Andy Luger, the top federal prosecutor in Minnesota, knows about the swirling controversy over law enforcement taking people's property without charging them with a crime. That's why he said he has set a high bar for this practice, called "civil forfeitures."

"Four lawyers in my office review every one of these cases before they're filed, including me," Luger said last week. "I do that because one, Minnesota has a discussion and debate about this practice going on. Two, I saw a forfeiture practice that I found appalling, and said so."

He was talking about the disbanded Metro Gang Strike Force, whose wanton seizures of property were documented and denounced in a blistering report in 2009. The co-author of that report? Andy Luger.

The Strike Force scandal prompted lawmakers this year to outlaw state forfeiture in cases without a criminal conviction or admission of guilt.

The feds still have that power. In February, the U.S. Senate confirmed Luger as the new U.S. attorney for the Minnesota district, and now he's the one signing off on this increasingly controversial police tactic.

"We are in a somewhat unique situation in that the practice no longer exists at the state level," Luger said. If a local or state law enforcement agency tries to get around the state ban by taking a case to him, "I won't allow it," he said.

Luger stayed away from taking a policy position. But he invited me to a conference room in his office last week to emphasize the difference between what the Strike Force did and what federal agents, primarily the Drug Enforcement Administration, are doing about a dozen times a year in Minnesota. He says the cases have to meet a "beyond a reasonable doubt" standard, even though judges require a lower standard of proof called a "preponderance of evidence."

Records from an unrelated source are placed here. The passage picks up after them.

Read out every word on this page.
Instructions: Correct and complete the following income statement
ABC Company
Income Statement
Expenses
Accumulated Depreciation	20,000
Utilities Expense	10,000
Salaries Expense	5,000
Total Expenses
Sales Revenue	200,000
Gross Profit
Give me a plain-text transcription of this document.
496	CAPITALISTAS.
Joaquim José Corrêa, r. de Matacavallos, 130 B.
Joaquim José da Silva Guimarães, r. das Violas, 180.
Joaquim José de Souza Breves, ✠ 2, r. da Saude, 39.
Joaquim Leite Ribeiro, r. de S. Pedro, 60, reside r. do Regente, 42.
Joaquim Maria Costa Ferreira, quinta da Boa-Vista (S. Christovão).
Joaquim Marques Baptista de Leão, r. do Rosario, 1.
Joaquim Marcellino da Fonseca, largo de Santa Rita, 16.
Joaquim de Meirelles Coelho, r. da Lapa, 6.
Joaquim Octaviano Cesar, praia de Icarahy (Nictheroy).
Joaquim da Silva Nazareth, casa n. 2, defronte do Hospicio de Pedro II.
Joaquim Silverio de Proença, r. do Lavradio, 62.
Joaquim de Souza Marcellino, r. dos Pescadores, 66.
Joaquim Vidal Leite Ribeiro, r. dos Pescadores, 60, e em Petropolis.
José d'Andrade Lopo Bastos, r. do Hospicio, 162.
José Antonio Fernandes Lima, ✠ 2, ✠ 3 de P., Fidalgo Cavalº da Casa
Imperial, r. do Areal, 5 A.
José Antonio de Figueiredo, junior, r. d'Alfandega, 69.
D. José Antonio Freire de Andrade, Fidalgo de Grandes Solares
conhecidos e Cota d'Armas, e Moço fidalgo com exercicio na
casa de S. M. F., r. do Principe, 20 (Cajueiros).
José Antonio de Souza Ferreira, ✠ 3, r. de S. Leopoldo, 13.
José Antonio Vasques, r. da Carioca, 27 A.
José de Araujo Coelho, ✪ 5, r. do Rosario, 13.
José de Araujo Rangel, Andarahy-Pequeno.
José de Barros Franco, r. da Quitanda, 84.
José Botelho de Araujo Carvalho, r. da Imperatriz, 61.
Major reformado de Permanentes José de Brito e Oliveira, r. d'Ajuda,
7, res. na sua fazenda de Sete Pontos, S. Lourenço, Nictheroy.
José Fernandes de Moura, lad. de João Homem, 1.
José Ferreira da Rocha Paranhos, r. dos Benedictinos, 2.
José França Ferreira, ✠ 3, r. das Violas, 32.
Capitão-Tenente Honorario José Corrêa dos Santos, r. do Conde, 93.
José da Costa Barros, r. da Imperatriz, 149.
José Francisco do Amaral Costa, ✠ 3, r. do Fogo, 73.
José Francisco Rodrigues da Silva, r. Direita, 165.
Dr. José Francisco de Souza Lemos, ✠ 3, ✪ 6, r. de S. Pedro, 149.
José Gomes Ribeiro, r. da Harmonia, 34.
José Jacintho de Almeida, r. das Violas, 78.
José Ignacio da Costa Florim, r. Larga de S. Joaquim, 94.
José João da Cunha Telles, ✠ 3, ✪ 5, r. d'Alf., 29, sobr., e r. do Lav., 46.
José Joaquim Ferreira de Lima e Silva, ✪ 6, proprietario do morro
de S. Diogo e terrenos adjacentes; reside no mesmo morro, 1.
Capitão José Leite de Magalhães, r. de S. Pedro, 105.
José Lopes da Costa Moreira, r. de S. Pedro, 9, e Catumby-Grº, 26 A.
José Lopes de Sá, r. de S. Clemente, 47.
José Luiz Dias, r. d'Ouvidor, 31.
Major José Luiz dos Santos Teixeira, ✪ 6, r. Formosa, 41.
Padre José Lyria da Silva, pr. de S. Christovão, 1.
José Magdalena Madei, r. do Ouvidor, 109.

Still, he defends the practice as a tool to disrupt major drug trafficking organizations, which are often based elsewhere but use the Twin Cities as a transit point. Why not arrest the people with the dirty money? The feds want to take out the leaders, who typically aren't the ones transporting the drugs and the cash, he said.

That could be the reason that DEA agents allowed a man named DMar Ontrell Tucker to get on a plane in June, after keeping $25,895 in cash found in his possession. A civil action filed by Luger's office on Oct. 21 lays out how the confrontation took place in an airport bar in Terminal 2.

The airport police special investigation division got a tip about a different traveler, but agents saw that man talking to Tucker. Two agents approached the men and asked them about their travel plans. One of them asked Tucker if he was carrying a large amount of money.

Tucker said he had about $3,000 in his pocket but did not mention the $22,000 that one detective found in his carry-on, the complaint said. Tucker, who said he was a music producer, told conflicting stories about what he was doing in Minnesota, and said the majority of the money was given to him by a musician he barely knew to package and print compact discs, the complaint said.

The agents could not find any record of Tucker's company or the musician, but they did find "multiple narcotics arrests and various convictions" on Tucker's record, the complaint said. They brought in Brio, a certified "narcotics detector dog," who "alerted to the odor of narcotics" on the cash.

Tucker was informed that the agents believed that his cash was drug money and that his explanation was "improbable." Tucker got a receipt, rebooked his flight and flew out. I tried to reach Tucker last week, without success.

Luger makes no apologies for these kinds of civil forfeitures.

Still, no matter how they're done, these forfeitures turn the presumption of innocence on its head, and force people to prove their property is not guilty. Luger said these cases will be pursued with the "highest level of integrity." He knows that a state that no longer grants that power to its police will accept nothing less.